These magnetic agarose beads consist of highly crosslinked agarose beads embedded with magnetite and a covalently attached tetradentate nitrilotriacetic acid (NTA) chelator charged with divalent nickel ions. They provide a fast, convenient method for purification of His-tagged recombinant proteins.

• High capacity: Sufficient for both routine and demanding purification procedures
• Binds >70 mg of 6xHis-tagged protein per ml of settled resin
• High-performance and reproducible beads: Non-aggregating, magnetite (Fe3O4), superparamagnetic beads provide exceptional uniformity for both manual and automated HTS purification applications
• Low non specific binding: Optimised purification protocol results in better tagged-protein purification
• Versatile: Purify proteins using native or denaturing conditions
• Compatible: Use with Thermo Scientific Cell Lysis reagents and a variety of buffer additives

The density of the ligand on the magnetic agarose bead results in a binding capacity similar to or better than traditional agarose resins with the added feature of magnetic handling. Magnetic agarose beads are a valuable tool for small-scale (~1 mg) purification of multiple His-tagged proteins and for scouting expression and purification conditions to be used in larger-scale purifications with agarose chromatography supports.

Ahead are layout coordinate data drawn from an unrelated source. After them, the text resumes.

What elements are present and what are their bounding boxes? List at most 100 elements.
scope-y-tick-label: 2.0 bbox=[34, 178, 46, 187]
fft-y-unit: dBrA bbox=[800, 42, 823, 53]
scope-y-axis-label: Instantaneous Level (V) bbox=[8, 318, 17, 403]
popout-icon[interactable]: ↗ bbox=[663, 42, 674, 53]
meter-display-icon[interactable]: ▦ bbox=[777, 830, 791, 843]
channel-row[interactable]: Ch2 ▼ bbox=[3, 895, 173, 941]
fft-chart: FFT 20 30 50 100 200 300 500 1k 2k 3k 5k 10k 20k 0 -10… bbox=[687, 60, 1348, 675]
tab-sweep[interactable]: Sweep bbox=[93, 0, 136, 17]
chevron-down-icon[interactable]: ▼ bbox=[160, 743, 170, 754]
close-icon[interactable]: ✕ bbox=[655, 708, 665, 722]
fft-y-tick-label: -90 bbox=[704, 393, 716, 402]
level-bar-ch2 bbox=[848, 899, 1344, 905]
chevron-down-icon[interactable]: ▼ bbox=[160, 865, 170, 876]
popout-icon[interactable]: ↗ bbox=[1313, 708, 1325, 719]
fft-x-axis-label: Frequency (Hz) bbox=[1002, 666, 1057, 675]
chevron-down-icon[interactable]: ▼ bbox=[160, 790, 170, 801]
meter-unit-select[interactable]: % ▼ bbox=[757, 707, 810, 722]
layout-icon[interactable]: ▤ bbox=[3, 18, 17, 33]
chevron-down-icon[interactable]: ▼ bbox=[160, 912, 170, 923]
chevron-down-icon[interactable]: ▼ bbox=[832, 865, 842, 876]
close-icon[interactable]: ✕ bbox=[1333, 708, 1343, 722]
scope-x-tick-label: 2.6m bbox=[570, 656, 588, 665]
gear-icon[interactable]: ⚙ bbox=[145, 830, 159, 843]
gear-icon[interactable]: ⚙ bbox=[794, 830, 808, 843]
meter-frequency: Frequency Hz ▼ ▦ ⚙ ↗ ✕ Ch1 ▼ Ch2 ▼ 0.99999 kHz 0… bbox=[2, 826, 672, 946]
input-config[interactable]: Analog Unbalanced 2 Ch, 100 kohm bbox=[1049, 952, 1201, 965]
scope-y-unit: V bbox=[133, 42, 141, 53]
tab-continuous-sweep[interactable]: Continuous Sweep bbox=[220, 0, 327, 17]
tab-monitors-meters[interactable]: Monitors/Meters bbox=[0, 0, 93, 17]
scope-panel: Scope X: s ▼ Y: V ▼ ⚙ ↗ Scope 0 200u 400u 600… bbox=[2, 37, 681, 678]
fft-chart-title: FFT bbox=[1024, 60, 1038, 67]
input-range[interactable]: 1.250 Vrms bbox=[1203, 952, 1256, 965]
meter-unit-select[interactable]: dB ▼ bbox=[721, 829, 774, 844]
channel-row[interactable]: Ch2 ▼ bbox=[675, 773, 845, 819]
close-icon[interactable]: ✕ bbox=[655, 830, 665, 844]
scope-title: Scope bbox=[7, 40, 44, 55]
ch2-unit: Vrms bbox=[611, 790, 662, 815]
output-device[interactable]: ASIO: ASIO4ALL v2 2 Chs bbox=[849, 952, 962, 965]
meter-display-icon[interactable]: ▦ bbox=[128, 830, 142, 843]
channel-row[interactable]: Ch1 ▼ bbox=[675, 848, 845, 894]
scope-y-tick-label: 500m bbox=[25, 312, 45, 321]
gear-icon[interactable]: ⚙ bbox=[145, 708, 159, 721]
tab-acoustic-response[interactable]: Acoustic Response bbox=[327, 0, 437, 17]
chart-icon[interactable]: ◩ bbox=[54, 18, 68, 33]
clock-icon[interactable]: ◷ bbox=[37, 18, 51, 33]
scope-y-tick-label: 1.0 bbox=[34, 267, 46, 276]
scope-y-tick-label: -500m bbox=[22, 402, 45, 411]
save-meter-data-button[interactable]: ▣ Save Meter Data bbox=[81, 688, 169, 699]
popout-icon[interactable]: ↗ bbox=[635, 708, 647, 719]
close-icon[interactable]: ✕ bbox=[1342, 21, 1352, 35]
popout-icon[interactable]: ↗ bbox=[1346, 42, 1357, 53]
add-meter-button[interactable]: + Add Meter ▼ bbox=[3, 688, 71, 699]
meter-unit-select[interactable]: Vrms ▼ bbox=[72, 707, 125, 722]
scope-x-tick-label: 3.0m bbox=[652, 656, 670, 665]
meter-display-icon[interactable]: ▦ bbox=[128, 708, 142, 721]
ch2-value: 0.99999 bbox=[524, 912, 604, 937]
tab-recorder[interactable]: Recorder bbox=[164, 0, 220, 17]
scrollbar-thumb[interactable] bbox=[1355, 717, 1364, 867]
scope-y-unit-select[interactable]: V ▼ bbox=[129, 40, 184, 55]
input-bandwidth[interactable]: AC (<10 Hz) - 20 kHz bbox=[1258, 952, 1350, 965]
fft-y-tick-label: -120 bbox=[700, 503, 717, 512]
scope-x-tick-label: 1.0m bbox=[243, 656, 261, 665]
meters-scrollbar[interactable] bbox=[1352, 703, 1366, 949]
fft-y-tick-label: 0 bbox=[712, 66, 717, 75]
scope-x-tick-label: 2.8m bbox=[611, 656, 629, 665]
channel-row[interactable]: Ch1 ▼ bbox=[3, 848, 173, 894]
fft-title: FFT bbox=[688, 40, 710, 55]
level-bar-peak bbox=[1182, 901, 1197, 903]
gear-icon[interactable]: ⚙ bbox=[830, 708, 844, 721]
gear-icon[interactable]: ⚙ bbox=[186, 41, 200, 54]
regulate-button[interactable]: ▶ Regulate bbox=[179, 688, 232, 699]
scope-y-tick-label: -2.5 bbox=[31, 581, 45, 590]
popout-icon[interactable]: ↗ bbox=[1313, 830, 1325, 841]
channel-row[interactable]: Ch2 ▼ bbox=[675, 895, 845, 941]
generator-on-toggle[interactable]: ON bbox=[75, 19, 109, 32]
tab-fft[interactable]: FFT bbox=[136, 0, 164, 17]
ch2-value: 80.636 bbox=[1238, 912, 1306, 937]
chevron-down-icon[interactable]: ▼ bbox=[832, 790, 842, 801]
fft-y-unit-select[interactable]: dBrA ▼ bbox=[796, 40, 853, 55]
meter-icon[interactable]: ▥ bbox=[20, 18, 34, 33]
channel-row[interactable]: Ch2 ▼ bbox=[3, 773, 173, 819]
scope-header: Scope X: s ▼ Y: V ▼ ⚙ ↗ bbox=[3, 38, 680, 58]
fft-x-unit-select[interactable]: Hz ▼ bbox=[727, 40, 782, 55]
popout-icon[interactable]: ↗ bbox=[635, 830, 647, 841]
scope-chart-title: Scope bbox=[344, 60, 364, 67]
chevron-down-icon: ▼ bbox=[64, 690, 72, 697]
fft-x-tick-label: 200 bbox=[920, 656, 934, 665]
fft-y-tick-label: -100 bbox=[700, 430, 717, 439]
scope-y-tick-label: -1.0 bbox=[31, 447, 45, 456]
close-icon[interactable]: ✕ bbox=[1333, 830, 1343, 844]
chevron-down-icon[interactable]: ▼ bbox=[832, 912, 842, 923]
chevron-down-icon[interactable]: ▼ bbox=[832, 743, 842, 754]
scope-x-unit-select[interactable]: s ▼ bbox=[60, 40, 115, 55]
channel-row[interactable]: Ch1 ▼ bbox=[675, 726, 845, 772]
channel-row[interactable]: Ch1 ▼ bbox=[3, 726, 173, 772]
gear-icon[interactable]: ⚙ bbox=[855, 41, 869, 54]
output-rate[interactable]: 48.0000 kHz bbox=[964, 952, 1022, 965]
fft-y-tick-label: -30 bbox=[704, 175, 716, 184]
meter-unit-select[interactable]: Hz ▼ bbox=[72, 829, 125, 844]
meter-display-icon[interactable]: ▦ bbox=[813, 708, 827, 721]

The beads are incubated with cell lysate containing His-tagged protein and then magnetically separated from the supernatant manually or through automation using an instrument such as the Thermo Scientific™ KingFisher™ Flex Magnetic Particle Processor. Nonspecifically bound protein can be washed away before dissociating bound His-tagged protein with elution buffer. Automated instruments are especially useful for higher throughput purification and screening of purification conditions.